Torben Welch, an attorney for the project, said Owen’s bond portfolio is “well in excess of this project and many other projects.”
The funding package for Robinson’s venture comes to $6 billion with the ability to raise “whatever else is needed,” said Welch, partner with law firm Messner Reeves LLP.
John Delibos, director of community affairs and government relations for Robinson’s venture, said Wednesday the project has been “near and dear to our hearts for longer than probably some of you have been alive” but has “come to fruition.”
Robinson initially unveiled plans in December 2013 to build an arena and luxury hotel, saying the project was slated to cost $1.3 billion and open in late 2016.
Clark County commissioners approved the plans in summer 2014, and Robinson held a ceremonial groundbreaking that fall.
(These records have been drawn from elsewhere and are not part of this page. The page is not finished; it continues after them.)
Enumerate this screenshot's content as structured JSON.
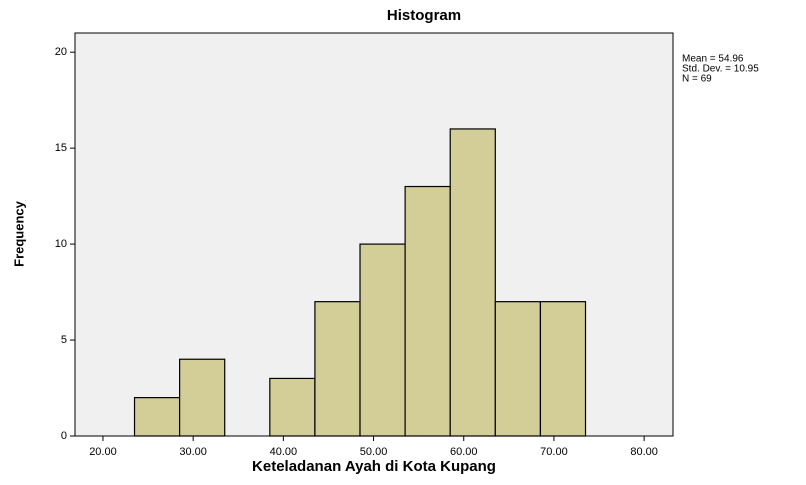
{
  "chart_data": {
    "type": "histogram",
    "title": "Histogram",
    "x_label": "Keteladanan Ayah di Kota Kupang",
    "y_label": "Frequency",
    "annotations": [
      "Mean = 54.96",
      "Std. Dev. = 10.95",
      "N = 69"
    ],
    "bins": [
      23.5,
      28.5,
      33.5,
      38.5,
      43.5,
      48.5,
      53.5,
      58.5,
      63.5,
      68.5,
      73.5
    ],
    "values": [
      2,
      4,
      0,
      3,
      7,
      10,
      13,
      16,
      7,
      7
    ],
    "color": "#d3ce97",
    "xlim": [
      16.9,
      83.2
    ],
    "xticks": [
      {
        "value": 20,
        "label": "20.00"
      },
      {
        "value": 30,
        "label": "30.00"
      },
      {
        "value": 40,
        "label": "40.00"
      },
      {
        "value": 50,
        "label": "50.00"
      },
      {
        "value": 60,
        "label": "60.00"
      },
      {
        "value": 70,
        "label": "70.00"
      },
      {
        "value": 80,
        "label": "80.00"
      }
    ],
    "ylim": [
      0,
      21
    ],
    "yticks": [
      0,
      5,
      10,
      15,
      20
    ]
  }
}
But the property largely stayed quiet until crews started excavation work in March 2017.
County commissioners approved a big expansion of his plans in October 2017, but since then, there’s been little progress beyond the initial excavation.
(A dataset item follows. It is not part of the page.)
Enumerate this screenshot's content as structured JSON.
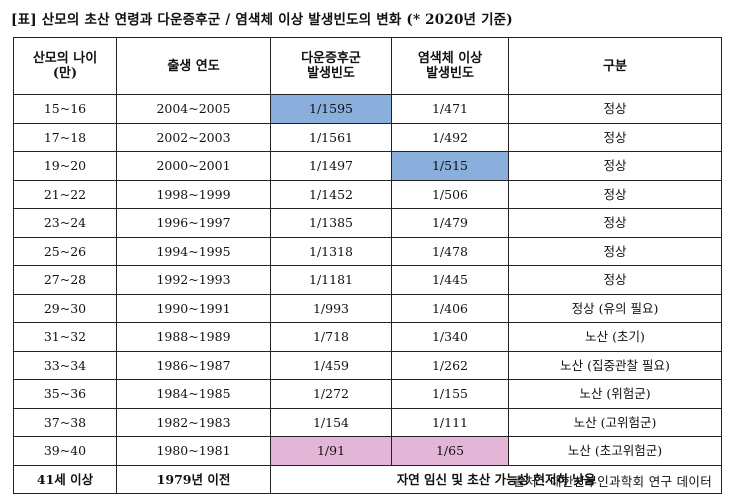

In October 2020, the County Commission gave Robinson six months to file required project agreements. At the hearing, Segerblom said it was “time to fish or cut bait,” and the panel was giving Robinson his “last six months.” If the developer didn’t file the paperwork in time, “it’s over.”
He also said Robinson had to resume construction within two years.
“If you can’t do this, let’s open it up so somebody else can come in and take advantage of that property,” Segerblom said at the hearing.
Commissioners approved the required project agreements with Robinson in April 2021.
“We greatly appreciate the opportunity,” Robinson said at the time. “We don’t take it for granted.”
When the county approved his expansion plans in 2017, Robinson told the Review-Journal that his financing was “signed, done, sealed, delivered” and that he expected to finish construction by spring 2020.
He named Credit Suisse as his lender. The Swiss banking giant declined to comment at the time.
In 2018, Robinson told the Review-Journal that his group had signed a $3 billion loan agreement with the International Bank of Qatar. He indicated the funds hadn’t been transferred because of background checks on the source of the money.
The bank did not respond to requests for comment at the time.
Robinson appeared before the County Commission in spring 2019 and outlined how he would pay for the stalled project. He described a complex plan involving money in Qatar, people in Zurich, central banks in Europe and the U.S., lines of credit, funds moving from one bank to another and state of Nevada revenue bonds.
That summer, Robinson told the Review-Journal he was in the “final stages” of his loan and had the ability to “complete the project in full.”
In February, at an event for Robinson’s project held at the Stirling Club, Active Capital Holdings executive trustee Arthur “AJ” Lewis told a gathering that he was there “to support the event, to support the project and to formally let Jackie know that we are going to finance the project,” an announcement that drew cheers and applause.
“I’m really appreciative to be here tonight, I’m honored,” Lewis said. “And Jackie, you have the money, buddy.”
In an interview that night, Lewis said the funding package totaled just over $4.7 billion, and he expected the deal to close by the end of that week or early the following week.
Robinson said Wednesday that he was surprised by Lewis’ announcement that night, adding that he had no idea it was coming and that he never had an agreement for the funding.
“He got a little ambitious … but nothing ever happened,” Robinson said.
Lewis could not be reached for comment Wednesday evening.